Vandaag wordt in de commissie Bouwen, Wonen en Buitenruimte gesproken over de plannen voor Feyenoord City. De CDA-fractie is enthousiast over de plannen, maar heeft nog wel een aantal vragen. Hieronder vindt u de bijdrage van onze woordvoerder op dit onderwerp, Danielle Knieriem.

Onze fractie is erg blij met de richting die we met deze plannen ingaan. Een nieuw stadion op een schitterende locatie waardoor Feyenoord mee kan in de vaart der volkeren en de stad weer een icoon rijker is. Een investering van honderden miljoenen euro's in een gebied dat elk steuntje in de rug buitengewoon goed kan gebruiken. Het behoud en hergebruik van onze mooie Kuip. En dan hebben we het nog niet eens gehad over alle neveneffecten op het vlak van werkgelegenheid, onderwijs en sportdeelname. Dit project heeft alles in zich om onze stad nog mooier te maken.

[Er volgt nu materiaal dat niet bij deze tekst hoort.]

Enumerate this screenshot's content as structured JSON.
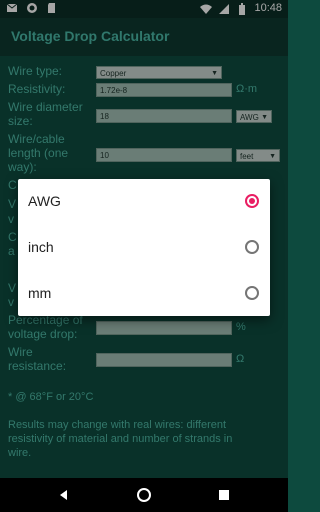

Ons enthousiasme hierover is groot, maar dat betekent niet dat we geen vragen hebben. Sterker nog; juist omdat het project zo mooi kan worden, willen we dat het draagvlak ervoor zo groot mogelijk is; nu, tijdens de uitvoering en ook als alles op zijn plek staat. Deze vragen zijn grofweg in drie categorieën in te delen; namelijk het proces, de ruimtelijke invulling en mobiliteit.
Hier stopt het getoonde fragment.